This corner of the fabulous Amber Room at Catherine Palace near St. Petersburg, Russia, shows how the many pieces of amber are pieced together to create this marvelous room. Click on the photo above for a larger view.
According to Wikipedia, The Amber Room (sometimes known as the Amber Chamber, Russian: Янтарная комната Yantarnaya komnata, German: Bernsteinzimmer) in the Catherine Palace in the town of Tsarskoye Selo is a complete chamber decoration of amber panels backed with gold leaf and mirrors. Created in the 18th century, it disappeared during World War II, and was recreated in 2003.

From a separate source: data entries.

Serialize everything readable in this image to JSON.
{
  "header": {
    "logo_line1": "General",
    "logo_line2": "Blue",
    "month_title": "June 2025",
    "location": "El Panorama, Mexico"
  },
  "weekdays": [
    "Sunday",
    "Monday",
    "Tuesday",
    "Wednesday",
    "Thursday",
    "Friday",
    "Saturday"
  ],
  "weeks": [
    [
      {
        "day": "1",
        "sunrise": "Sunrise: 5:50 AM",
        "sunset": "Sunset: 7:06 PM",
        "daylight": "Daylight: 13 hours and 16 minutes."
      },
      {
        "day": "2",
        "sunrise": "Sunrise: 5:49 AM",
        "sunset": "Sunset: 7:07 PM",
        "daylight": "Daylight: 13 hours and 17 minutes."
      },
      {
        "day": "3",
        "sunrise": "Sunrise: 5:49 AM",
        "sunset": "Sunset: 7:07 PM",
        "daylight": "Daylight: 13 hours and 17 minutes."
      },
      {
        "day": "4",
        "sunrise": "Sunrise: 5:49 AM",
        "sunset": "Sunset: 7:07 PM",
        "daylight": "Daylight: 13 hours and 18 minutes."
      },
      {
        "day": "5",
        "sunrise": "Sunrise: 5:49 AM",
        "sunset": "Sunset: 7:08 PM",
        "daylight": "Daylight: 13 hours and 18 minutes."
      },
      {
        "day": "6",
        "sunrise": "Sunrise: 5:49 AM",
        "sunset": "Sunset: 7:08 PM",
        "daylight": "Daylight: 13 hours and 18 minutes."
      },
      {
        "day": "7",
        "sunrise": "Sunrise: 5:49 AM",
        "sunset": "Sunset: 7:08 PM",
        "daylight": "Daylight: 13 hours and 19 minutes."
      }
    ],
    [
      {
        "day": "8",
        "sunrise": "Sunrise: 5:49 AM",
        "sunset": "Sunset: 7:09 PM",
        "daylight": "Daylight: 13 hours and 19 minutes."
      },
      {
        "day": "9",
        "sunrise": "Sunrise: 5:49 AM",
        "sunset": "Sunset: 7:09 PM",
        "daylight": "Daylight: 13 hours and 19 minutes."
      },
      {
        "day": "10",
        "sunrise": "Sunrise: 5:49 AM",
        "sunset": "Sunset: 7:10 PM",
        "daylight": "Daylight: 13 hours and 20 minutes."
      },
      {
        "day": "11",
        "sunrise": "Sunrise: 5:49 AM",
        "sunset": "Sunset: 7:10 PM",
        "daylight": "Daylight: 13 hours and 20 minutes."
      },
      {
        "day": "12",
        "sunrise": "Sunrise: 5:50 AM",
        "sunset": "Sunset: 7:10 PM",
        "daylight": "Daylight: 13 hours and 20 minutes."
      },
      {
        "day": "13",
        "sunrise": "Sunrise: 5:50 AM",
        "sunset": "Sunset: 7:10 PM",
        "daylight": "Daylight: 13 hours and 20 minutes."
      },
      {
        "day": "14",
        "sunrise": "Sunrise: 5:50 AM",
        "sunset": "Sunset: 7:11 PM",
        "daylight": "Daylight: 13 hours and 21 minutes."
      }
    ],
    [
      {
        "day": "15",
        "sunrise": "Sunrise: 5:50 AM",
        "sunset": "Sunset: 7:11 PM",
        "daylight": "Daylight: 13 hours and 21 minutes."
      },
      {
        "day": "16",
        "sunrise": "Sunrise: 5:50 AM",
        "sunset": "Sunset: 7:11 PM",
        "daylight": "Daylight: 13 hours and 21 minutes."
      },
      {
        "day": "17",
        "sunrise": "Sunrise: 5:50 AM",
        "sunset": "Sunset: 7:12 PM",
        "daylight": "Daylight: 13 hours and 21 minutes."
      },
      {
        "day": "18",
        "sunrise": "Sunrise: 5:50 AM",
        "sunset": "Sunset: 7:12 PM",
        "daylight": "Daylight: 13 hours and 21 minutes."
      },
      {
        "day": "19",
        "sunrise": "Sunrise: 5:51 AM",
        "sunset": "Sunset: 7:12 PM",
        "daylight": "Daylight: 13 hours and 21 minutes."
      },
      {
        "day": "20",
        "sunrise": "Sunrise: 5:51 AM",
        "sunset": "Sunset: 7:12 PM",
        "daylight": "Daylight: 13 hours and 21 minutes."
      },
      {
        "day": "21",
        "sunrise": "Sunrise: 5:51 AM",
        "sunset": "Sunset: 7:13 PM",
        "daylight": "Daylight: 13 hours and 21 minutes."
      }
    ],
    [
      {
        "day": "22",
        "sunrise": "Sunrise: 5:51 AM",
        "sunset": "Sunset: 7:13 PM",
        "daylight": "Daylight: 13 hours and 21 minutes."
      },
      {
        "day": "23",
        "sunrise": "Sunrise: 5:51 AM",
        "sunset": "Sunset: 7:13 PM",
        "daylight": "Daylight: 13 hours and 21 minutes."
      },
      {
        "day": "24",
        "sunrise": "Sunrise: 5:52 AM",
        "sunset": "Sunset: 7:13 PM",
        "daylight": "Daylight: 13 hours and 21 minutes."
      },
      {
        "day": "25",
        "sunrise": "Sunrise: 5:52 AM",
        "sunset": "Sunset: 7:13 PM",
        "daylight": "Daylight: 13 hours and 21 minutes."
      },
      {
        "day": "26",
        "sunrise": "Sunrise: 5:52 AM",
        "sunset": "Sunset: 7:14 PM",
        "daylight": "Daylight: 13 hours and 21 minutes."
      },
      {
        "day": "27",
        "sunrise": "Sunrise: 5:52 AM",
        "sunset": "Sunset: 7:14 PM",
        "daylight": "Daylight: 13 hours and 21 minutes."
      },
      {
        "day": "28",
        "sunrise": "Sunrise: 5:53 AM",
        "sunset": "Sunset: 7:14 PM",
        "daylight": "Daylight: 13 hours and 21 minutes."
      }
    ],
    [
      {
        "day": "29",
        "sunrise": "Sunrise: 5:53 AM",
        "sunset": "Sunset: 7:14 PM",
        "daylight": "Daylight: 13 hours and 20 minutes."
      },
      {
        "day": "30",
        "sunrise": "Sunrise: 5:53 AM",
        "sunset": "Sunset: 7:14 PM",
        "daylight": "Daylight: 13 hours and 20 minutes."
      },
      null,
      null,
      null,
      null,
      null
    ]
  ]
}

Before it was lost, the Amber Room was sometimes dubbed the “Eighth Wonder of the World” due to its singular beauty. Construction of the Amber Room took place from 1701 to 1711 in Prussia. The room was designed by German baroque sculptor Andreas Schlüter and Danish amber craftsman Gottfried Wolfram in the service of the Prussian king; they worked on it until 1707, then work was continued by amber masters Gottfried Turau and Ernst Schacht from Danzig. The amber cabinet remained in Berlin City Palace until 1716 when it was given by Prussian king Friedrich Wilhelm I to his then ally, Tsar Peter the Great of the Russian Empire. In Russia it was expanded and after several renovations, it covered more than 55 square metres and contained over six tonnes of amber. It was finished in 1755 and restored in 1830. The Amber Room was looted during World War II by Nazi Germany and brought to Königsberg. Knowledge of its whereabouts was lost in the chaos at the end of the war.
In 1979, efforts were undertaken to rebuild the Amber Room at Tsarskoye Selo. In 2003, after decades of work by Russian craftsmen, financed by donations from Germany, the reconstructed Amber Room was installed in the Catherine Palace in St. Petersburg, Russia.
The mystery of the Amber Room has been the basis for the plot of several films, books and art exhibitions.